R - "Je ne ne le pense pas, et je ne l'ai jamais pensé: le fascisme fut un phénomène plus complexe. De nombreuses personnes y adhérèrent en toute bonne foi et je ne vois aucune raison de leur accoler cette définition. Le mal absolu, ce sont les lois raciales voulues par le fascisme, et qui en causèrent la fin politique et culturelle".
Comme je l'ai dit, c'est de cette phrase qu'est née toute la polémique, la gauche l'accusant de faire l'apologie du fascisme etc.
Or, d'un point de vue purement historique, pour autant évidemment que des expressions comme "mal absolu" appartiennent au vocabulaire de l'histoire, Alemanno me semble plutôt dans le vrai. Attention, je me doute bien que ses intentions sont impures, que ses déclarations relèvent peut-être d'un agenda politique, interne à son parti ou plus vaste. Mais ce n'est pas ça qui m'intéresse ici. Ce qui m'intéresse, c'est de savoir s'il est légitime de faire le distinguo entre le fascisme d'avant et d'après 1938, c'est-à-dire d'avant et d'après l'introduction des lois raciales sous la pression de Hitler. Et bien, d'après moi, oui, cela est légitime. Le fascisme d'avant 1938 est certes un régime illibéral, autoritaire, répressif, mais sans commune mesure avec le nazisme. J'en veux pour preuve le fait que Gramsci, secrétaire du PC italien, n'a pas été sommairement exécuté par le régime comme cela aurait le cas dans l'Allemagne hitlérienne, mais qu'il a, dix ans durant, été successivement assigné à résidence puis emprisonné, et emprisonné dans des conditions, là encore, inimaginables sous le régime nazi: avec la possibilité de lire, de recevoir des livres du dehors, d'écrire, comme les Cahiers de prison nous le montrent, et de correspondre, comme ce chef-d'oeuvre d'humanisme que sont les Lettres de prison et dont je vous conseille vivement la lecture ou la relecture en est la preuve.

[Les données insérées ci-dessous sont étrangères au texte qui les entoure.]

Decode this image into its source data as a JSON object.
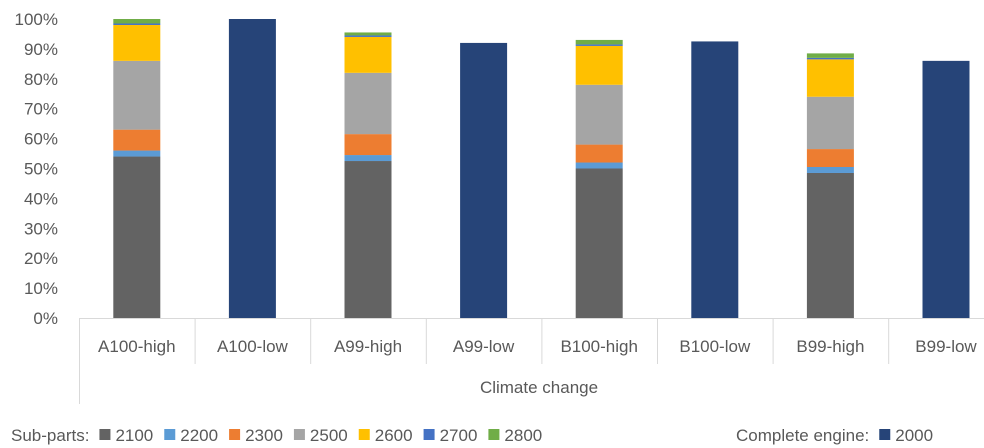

Je ne veux pas dire par là que sa détention ait été une partie de plaisir, bien sûr. Elle a même certainement été déterminante dans sa mort prématurée. Mais, répétons-le, son destin aurait été tout autre dans l'Allemagne nazie.
Qu'on me comprenne bien, il ne s'agit pas peindre le fascisme en rose, je n'oublie pas qu'il y a eu l'assassinat de Matteotti et d'autres, qu'il y a eu les matraques et l'huile de ricin etc. etc. J'essaie simplement de montrer qu'avant que le fascisme ne se mette au service de l'hitlérisme, il existait une différence de nature entre les deux, que le fascisme n'était pas porteur initialement d'une idéologie raciste potentiellement génocidaire comme le nazisme, à telle enseigne d'ailleurs qu'un certain nombre de représentants de la bourgeoisie juive y adhérèrent, comme le fit la bourgeoisie dans son ensemble, parce qu'elle y voyait un parti d'ordre et un rempart contre les Rouges etc.

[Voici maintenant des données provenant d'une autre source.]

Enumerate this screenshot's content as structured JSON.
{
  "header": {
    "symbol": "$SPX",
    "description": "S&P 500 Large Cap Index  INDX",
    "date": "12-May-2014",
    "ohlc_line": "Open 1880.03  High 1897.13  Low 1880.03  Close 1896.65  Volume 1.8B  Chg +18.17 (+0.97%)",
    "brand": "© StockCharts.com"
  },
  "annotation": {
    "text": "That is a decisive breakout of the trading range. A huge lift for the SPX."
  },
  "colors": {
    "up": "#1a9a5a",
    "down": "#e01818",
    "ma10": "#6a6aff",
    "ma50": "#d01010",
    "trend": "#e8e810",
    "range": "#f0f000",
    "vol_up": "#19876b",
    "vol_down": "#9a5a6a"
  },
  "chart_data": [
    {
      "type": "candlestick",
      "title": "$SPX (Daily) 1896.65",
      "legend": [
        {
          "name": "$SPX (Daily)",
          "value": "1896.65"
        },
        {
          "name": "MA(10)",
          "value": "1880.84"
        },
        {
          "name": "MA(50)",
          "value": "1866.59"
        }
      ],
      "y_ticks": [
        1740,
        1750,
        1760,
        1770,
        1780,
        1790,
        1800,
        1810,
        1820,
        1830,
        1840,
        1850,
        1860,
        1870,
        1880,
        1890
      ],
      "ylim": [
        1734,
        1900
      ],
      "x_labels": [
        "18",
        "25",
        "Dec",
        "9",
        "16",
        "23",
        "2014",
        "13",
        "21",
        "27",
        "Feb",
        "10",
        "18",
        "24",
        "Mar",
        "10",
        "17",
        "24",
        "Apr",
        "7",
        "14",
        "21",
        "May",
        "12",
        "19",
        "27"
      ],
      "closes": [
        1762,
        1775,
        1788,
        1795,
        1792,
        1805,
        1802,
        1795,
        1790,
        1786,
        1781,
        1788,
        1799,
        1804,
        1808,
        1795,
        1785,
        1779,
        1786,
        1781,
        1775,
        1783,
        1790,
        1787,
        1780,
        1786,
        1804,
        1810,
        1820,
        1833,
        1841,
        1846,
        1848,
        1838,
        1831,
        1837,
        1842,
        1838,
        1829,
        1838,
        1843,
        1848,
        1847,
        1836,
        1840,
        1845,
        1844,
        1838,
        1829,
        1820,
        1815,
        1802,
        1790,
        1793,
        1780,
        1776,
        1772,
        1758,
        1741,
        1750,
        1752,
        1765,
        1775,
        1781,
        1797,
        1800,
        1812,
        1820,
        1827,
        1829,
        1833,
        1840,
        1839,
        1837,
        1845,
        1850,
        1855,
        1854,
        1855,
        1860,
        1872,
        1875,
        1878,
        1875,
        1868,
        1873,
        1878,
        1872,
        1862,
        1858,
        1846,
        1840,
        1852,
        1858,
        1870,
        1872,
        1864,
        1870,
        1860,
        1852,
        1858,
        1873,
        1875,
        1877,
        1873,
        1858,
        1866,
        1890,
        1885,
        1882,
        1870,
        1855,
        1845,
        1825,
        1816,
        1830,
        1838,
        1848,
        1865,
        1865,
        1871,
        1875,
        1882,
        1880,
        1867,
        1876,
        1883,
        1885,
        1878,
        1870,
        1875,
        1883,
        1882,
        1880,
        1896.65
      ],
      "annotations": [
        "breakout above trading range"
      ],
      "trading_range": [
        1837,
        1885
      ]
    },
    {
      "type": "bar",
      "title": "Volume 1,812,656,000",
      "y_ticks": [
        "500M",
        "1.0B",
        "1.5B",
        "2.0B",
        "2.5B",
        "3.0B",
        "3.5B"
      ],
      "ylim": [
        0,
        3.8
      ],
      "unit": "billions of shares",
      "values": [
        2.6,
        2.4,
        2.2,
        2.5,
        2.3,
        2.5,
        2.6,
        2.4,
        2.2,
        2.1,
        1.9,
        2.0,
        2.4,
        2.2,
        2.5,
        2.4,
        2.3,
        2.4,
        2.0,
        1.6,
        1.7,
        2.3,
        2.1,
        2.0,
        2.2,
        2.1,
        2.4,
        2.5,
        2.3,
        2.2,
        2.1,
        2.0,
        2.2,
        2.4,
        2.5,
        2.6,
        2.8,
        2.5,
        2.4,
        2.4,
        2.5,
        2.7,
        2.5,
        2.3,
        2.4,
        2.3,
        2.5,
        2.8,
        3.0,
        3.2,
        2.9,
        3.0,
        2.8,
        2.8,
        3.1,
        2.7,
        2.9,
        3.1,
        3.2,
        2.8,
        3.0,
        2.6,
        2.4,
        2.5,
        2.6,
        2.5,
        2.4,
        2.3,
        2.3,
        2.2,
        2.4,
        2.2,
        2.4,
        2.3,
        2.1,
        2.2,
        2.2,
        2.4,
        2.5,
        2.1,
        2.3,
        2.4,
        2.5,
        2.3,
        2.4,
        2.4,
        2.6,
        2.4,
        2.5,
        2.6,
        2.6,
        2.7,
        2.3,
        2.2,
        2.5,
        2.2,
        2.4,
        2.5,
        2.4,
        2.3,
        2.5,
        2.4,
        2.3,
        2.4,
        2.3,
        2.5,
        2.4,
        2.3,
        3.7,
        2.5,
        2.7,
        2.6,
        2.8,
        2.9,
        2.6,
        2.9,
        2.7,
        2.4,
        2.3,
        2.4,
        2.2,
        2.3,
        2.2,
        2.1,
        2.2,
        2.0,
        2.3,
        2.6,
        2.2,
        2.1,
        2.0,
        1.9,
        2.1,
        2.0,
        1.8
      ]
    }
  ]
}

Pour conclure sur une note plus légère, les réalisations qu'Alemanno porte au crédit du fascisme dans l'interview accordée au Sunday Times me font penser à cette repartie de Massimo Troisi dans un de ses films qui se passait sous le fascisme: un partisan du régime, répétant un lieu commun de la propagande de l'époque, dit au personnage incarné par Troisi qu'au moins, depuis que Mussolini est au pouvoir, les trains arrivent à l'heure. A quoi Troisi répond: "Alors pourquoi il n'a pas choisi d'être chef de gare plutôt?"

Ci-dessus. Deux photos de Mussolini. la première est la version retouchée de la seconde. On a enlevé le palefrenier pour donner une image plus martiale du Duce. Cette photo illustre bien le caractère à la fois farcesque et tragique du fascisme et de ses rêves de grandeur impériale.

1 commentaire:

Anonyme a dit…

Je me demande si le fascisme n'est pas intrinsèquement raciste, dans la mesure où pour gagner un soutien populaire il a besoin de bouc-émissaires qui expliquent les problèmes sociaux autrement que par une analyse de classe. Le fascisme français était raciste bien avant qu'il n'accède au pouvoir à la faveur de la victoire militaire allemande.
Quant au sort de Gramsci, il ne faut pas oublier que la solidarité internationale a certainement influencé les fascistes italiens. Grâce à cette même solidarité alliée à son courage, les nazis eux-mêmes ont du acquitter Dimitrov lors du procès de l'incendie du Reichstag.